What was initially the result of his initiative and courage became a deployment supervised by Żegota, a Polish underground Jewish aid organization. Maurycy also promoted a financial network aimed at helping refugees—Jews hidden in Aryan space. After the war, he was an outstanding jurist and member of the Supreme Court of Justice of Poland.
Helena Merenholc – Poland (1907-1997)
A psychologist by profession, Helena offered her help to Jewish children and orphans of the Warsaw Ghetto. In March 1943, she managed to escape from this space with her mother and sister. Using a false identity and within the framework of the organization Żegota, she helped Jews by providing them with false documentation and hiding places. After the war, she was active in Jewish frameworks as well as in the struggle for human rights in Poland.
Lore Durlacher (Ora Goren) – Germany-Israel (1920-1992)
Lore Durlacher worked at the Apeldoorn Hospital for the Mentally Ill in Holland. After all the patients at the hospital were deported, she managed to escape thanks to the help of the underground movement Westerweel. With a false identity, she moved to Amsterdam, joining the underground organization there.
Lore issued food stamps and false documents to Jews in hiding. She helped Jews escape from the Westerborkconcentration camp, avoiding deportation to the extermination camps. After the war, she married Aaron Greenbaum-Goren, a fighter of the Jewish Brigade whom she met at the first convention of the Hechalutz Movement. The couple moved to Israel in 1946 and settled in the Hefer Valley.
Naomi Mayer – Hungary-Switzerland (1924-1945), Tragic Outcome
Naomi Mayer managed to rescue two brothers aged three and four and incorporate them into the Budapest Salvation Committee Railway. During the months she was in the Bergen-Belsen concentration camp, she hid and fed both children. After 180 days, Naomi was released with the children, and the three were taken to Switzerland along with 1,600 other Jews.

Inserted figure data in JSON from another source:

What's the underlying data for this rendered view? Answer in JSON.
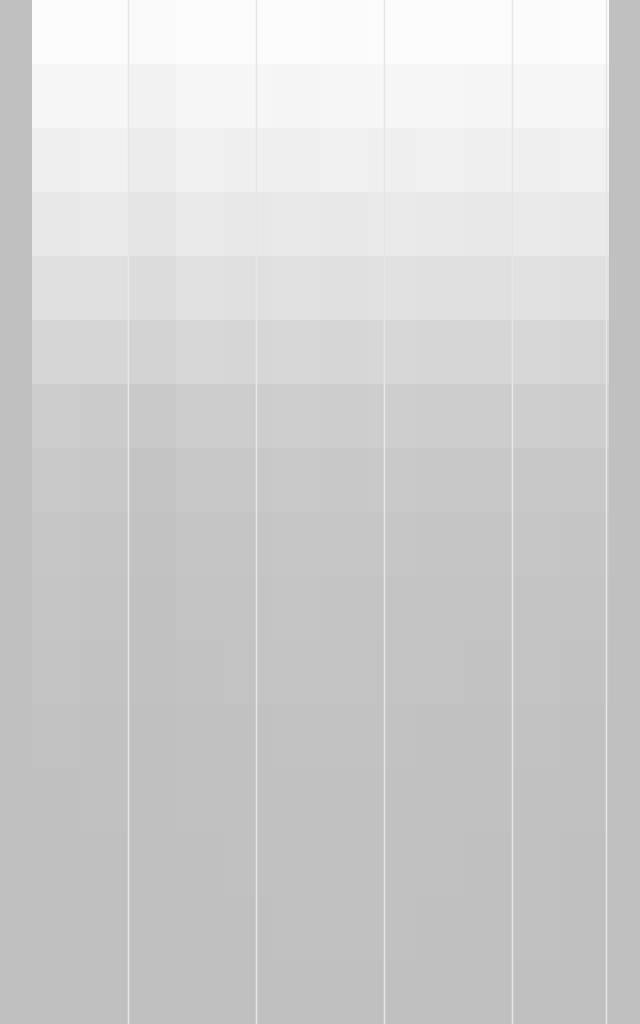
{
  "chart_data": {
    "type": "heatmap",
    "tick_labels": false,
    "color_range": [
      0,
      1
    ],
    "cells": [
      [
        0.95,
        0.95,
        0.9,
        0.95,
        0.95,
        0.95,
        0.93,
        0.95,
        0.95,
        0.95,
        0.93,
        0.95
      ],
      [
        0.85,
        0.85,
        0.8,
        0.85,
        0.86,
        0.84,
        0.85,
        0.86,
        0.85,
        0.84,
        0.85,
        0.86
      ],
      [
        0.75,
        0.76,
        0.7,
        0.76,
        0.75,
        0.74,
        0.76,
        0.75,
        0.77,
        0.74,
        0.75,
        0.76
      ],
      [
        0.62,
        0.66,
        0.58,
        0.66,
        0.64,
        0.65,
        0.63,
        0.66,
        0.65,
        0.64,
        0.66,
        0.65
      ],
      [
        0.5,
        0.5,
        0.45,
        0.52,
        0.5,
        0.52,
        0.5,
        0.52,
        0.5,
        0.5,
        0.52,
        0.5
      ],
      [
        0.35,
        0.33,
        0.3,
        0.36,
        0.35,
        0.37,
        0.35,
        0.36,
        0.34,
        0.35,
        0.36,
        0.34
      ],
      [
        0.2,
        0.18,
        0.15,
        0.2,
        0.2,
        0.22,
        0.2,
        0.22,
        0.2,
        0.2,
        0.22,
        0.2
      ],
      [
        0.14,
        0.12,
        0.06,
        0.12,
        0.12,
        0.14,
        0.12,
        0.14,
        0.12,
        0.12,
        0.13,
        0.12
      ],
      [
        0.1,
        0.08,
        0.03,
        0.08,
        0.08,
        0.1,
        0.09,
        0.1,
        0.08,
        0.08,
        0.1,
        0.08
      ],
      [
        0.08,
        0.06,
        0.02,
        0.05,
        0.06,
        0.08,
        0.06,
        0.07,
        0.06,
        0.06,
        0.07,
        0.05
      ],
      [
        0.05,
        0.03,
        0.01,
        0.03,
        0.04,
        0.05,
        0.04,
        0.05,
        0.04,
        0.03,
        0.05,
        0.03
      ],
      [
        0.03,
        0.02,
        0,
        0.02,
        0.02,
        0.03,
        0.03,
        0.03,
        0.02,
        0.02,
        0.03,
        0.02
      ],
      [
        0,
        0.01,
        0,
        0.01,
        0.01,
        0.02,
        0.02,
        0.02,
        0.01,
        0.01,
        0.02,
        0.01
      ],
      [
        0,
        0,
        0,
        0,
        0.01,
        0.01,
        0.01,
        0.01,
        0.01,
        0,
        0.01,
        0
      ],
      [
        0,
        0,
        0,
        0,
        0,
        0.01,
        0.01,
        0.01,
        0,
        0,
        0.01,
        0
      ],
      [
        0,
        0,
        0,
        0,
        0,
        0,
        0,
        0,
        0,
        0,
        0,
        0
      ]
    ]
  }
}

Naomi took her own life when she learned that her boyfriend had been murdered and that she could not adopt the children for whom she had fought and cared so much.
Rabbi Josef Gean – Libya-Israel (1882-1960)

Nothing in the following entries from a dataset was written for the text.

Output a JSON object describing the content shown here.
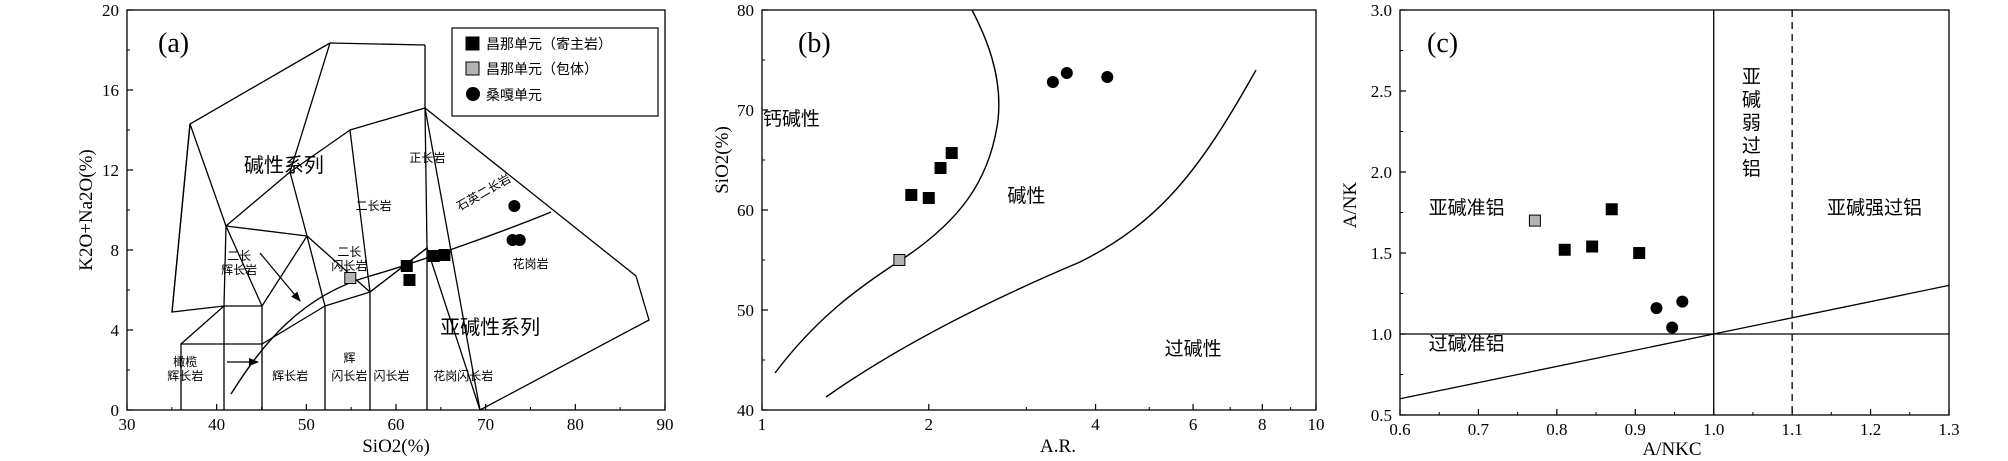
{
  "chart_data": [
    {
      "type": "scatter",
      "panel_label": "(a)",
      "xlabel": "SiO2(%)",
      "ylabel": "K2O+Na2O(%)",
      "xlim": [
        30,
        90
      ],
      "ylim": [
        0,
        20
      ],
      "x_ticks": [
        "30",
        "40",
        "50",
        "60",
        "70",
        "80",
        "90"
      ],
      "y_ticks": [
        "0",
        "4",
        "8",
        "12",
        "16",
        "20"
      ],
      "legend": {
        "placement": "top-right",
        "entries": [
          {
            "label": "昌那单元（寄主岩）",
            "marker": "square",
            "color": "#000000"
          },
          {
            "label": "昌那单元（包体）",
            "marker": "square",
            "color": "#b3b3b3"
          },
          {
            "label": "桑嘎单元",
            "marker": "circle",
            "color": "#000000"
          }
        ]
      },
      "field_labels": [
        {
          "text": "碱性系列",
          "x": 47.5,
          "y": 11.9
        },
        {
          "text": "正长岩",
          "x": 63.5,
          "y": 12.4
        },
        {
          "text": "石英二长岩",
          "x": 70,
          "y": 10.7
        },
        {
          "text": "二长岩",
          "x": 57.5,
          "y": 10
        },
        {
          "text": "二长",
          "x": 42.5,
          "y": 7.5
        },
        {
          "text": "辉长岩",
          "x": 42.5,
          "y": 6.8
        },
        {
          "text": "二长",
          "x": 54.8,
          "y": 7.7
        },
        {
          "text": "闪长岩",
          "x": 54.8,
          "y": 7.0
        },
        {
          "text": "花岗岩",
          "x": 75,
          "y": 7.1
        },
        {
          "text": "亚碱性系列",
          "x": 70.5,
          "y": 3.8
        },
        {
          "text": "橄榄",
          "x": 36.5,
          "y": 2.2
        },
        {
          "text": "辉长岩",
          "x": 36.5,
          "y": 1.5
        },
        {
          "text": "辉长岩",
          "x": 48.2,
          "y": 1.5
        },
        {
          "text": "辉",
          "x": 54.8,
          "y": 2.4
        },
        {
          "text": "闪长岩",
          "x": 54.8,
          "y": 1.5
        },
        {
          "text": "闪长岩",
          "x": 59.5,
          "y": 1.5
        },
        {
          "text": "花岗闪长岩",
          "x": 67.5,
          "y": 1.5
        }
      ],
      "series": [
        {
          "name": "昌那单元（寄主岩）",
          "x": [
            61.2,
            61.5,
            64.2,
            65.4
          ],
          "y": [
            7.2,
            6.5,
            7.7,
            7.75
          ]
        },
        {
          "name": "昌那单元（包体）",
          "x": [
            54.9
          ],
          "y": [
            6.6
          ]
        },
        {
          "name": "桑嘎单元",
          "x": [
            73.2,
            73.0,
            73.8
          ],
          "y": [
            10.2,
            8.5,
            8.5
          ]
        }
      ]
    },
    {
      "type": "scatter",
      "panel_label": "(b)",
      "xlabel": "A.R.",
      "ylabel": "SiO2(%)",
      "x_scale": "log",
      "xlim": [
        1,
        10
      ],
      "ylim": [
        40,
        80
      ],
      "x_ticks": [
        "1",
        "2",
        "4",
        "6",
        "8",
        "10"
      ],
      "y_ticks": [
        "40",
        "50",
        "60",
        "70",
        "80"
      ],
      "field_labels": [
        {
          "text": "钙碱性",
          "x": 1.13,
          "y": 68.5
        },
        {
          "text": "碱性",
          "x": 3.0,
          "y": 60.8
        },
        {
          "text": "过碱性",
          "x": 6.0,
          "y": 45.5
        }
      ],
      "series": [
        {
          "name": "昌那单元（寄主岩）",
          "x": [
            1.86,
            2.0,
            2.1,
            2.2
          ],
          "y": [
            61.5,
            61.2,
            64.2,
            65.7
          ]
        },
        {
          "name": "昌那单元（包体）",
          "x": [
            1.77
          ],
          "y": [
            55.0
          ]
        },
        {
          "name": "桑嘎单元",
          "x": [
            3.35,
            3.55,
            4.2
          ],
          "y": [
            72.8,
            73.7,
            73.3
          ]
        }
      ]
    },
    {
      "type": "scatter",
      "panel_label": "(c)",
      "xlabel": "A/NKC",
      "ylabel": "A/NK",
      "xlim": [
        0.6,
        1.3
      ],
      "ylim": [
        0.5,
        3.0
      ],
      "x_ticks": [
        "0.6",
        "0.7",
        "0.8",
        "0.9",
        "1.0",
        "1.1",
        "1.2",
        "1.3"
      ],
      "y_ticks": [
        "0.5",
        "1.0",
        "1.5",
        "2.0",
        "2.5",
        "3.0"
      ],
      "field_labels": [
        {
          "text": "亚碱准铝",
          "x": 0.685,
          "y": 1.74
        },
        {
          "text": "亚碱强过铝",
          "x": 1.205,
          "y": 1.74
        },
        {
          "text": "过碱准铝",
          "x": 0.685,
          "y": 0.9
        },
        {
          "text": "亚碱弱过铝",
          "x": 1.048,
          "y": 2.55,
          "vertical": true
        }
      ],
      "series": [
        {
          "name": "昌那单元（寄主岩）",
          "x": [
            0.81,
            0.845,
            0.87,
            0.905
          ],
          "y": [
            1.52,
            1.54,
            1.77,
            1.5
          ]
        },
        {
          "name": "昌那单元（包体）",
          "x": [
            0.772
          ],
          "y": [
            1.7
          ]
        },
        {
          "name": "桑嘎单元",
          "x": [
            0.927,
            0.947,
            0.96
          ],
          "y": [
            1.16,
            1.04,
            1.2
          ]
        }
      ]
    }
  ]
}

Rabbi Josef Gean risked his life and founded an illegal reception center in Libya that welcomed hundreds of Jewish refugees fleeing Europe, at a time when the anti-Semitic Italian government sent hundreds of Jews to extermination camps and even built six concentration camps in Libya itself.

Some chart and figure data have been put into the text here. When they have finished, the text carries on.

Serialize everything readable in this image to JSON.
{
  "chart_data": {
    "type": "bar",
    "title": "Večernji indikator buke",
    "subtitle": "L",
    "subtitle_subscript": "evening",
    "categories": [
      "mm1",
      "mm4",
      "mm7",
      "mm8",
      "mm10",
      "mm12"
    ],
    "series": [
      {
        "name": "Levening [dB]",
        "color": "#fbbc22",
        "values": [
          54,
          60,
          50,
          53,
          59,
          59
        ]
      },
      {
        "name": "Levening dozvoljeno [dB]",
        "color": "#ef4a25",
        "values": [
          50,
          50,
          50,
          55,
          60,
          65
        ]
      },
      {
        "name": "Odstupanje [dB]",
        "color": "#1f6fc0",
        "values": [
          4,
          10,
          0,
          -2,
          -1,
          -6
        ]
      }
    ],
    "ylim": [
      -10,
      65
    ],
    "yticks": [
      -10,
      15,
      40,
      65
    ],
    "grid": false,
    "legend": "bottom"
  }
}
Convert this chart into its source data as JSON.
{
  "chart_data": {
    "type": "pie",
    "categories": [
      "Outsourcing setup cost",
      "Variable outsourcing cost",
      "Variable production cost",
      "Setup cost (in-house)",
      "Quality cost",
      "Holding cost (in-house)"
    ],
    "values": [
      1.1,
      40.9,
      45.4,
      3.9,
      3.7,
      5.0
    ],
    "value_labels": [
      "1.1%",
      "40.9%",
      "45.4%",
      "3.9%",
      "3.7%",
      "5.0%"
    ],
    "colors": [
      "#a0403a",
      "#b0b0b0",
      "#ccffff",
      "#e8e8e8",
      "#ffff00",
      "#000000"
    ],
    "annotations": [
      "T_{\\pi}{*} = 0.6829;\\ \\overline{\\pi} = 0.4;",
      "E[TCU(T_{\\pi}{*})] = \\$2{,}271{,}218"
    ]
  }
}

He moved with his family to Israel, as did most of his community, in 1948–49.
Pinchas Ostrowski – Poland-Israel (1922-1983)
Another unique story. In 1945, after the World War, Pinchas Ostrowski served as Director General of the Soviet Ministry of Agriculture in Mecholenka, Poland. Ostrowski rescued a Jewish child—whose family had been completely exterminated—from a Gentile peasant who refused to hand him over. He was driven by the desire to ensure that the child remained a member of the Jewish people.
To this end, he unleashed his imagination. He issued an order confiscating the agricultural produce of the village where the peasant lived. Accompanied by a Soviet soldier, he made a long and dangerous journey through the hostile territory of Ukraine until he was able to reach the village and rescue the Jewish child.
Ostrowski also used his authority to facilitate the departure of 70 Jews from Soviet soil and their transfer to the Land of Israel. In 1948, along with other Jewish fighters, he moved to Israel, joined the Israeli army, and retired as a lieutenant colonel in 1968.
Madeleine Dreyfus – France (1909-1987)
Madeleine Dreyfus was active in the famous Réseau Garel, whose mission was to find hiding places for Jewish children among Christian families in the villages of southern France. On numerous occasions, she herself transported these children by train, accompanying them to their destination.
She was arrested and deported to the Bergen-Belsen extermination camp, remaining there for seven months. Released in May 1945, she continued to practice her profession as an Adlerian psychologist in France.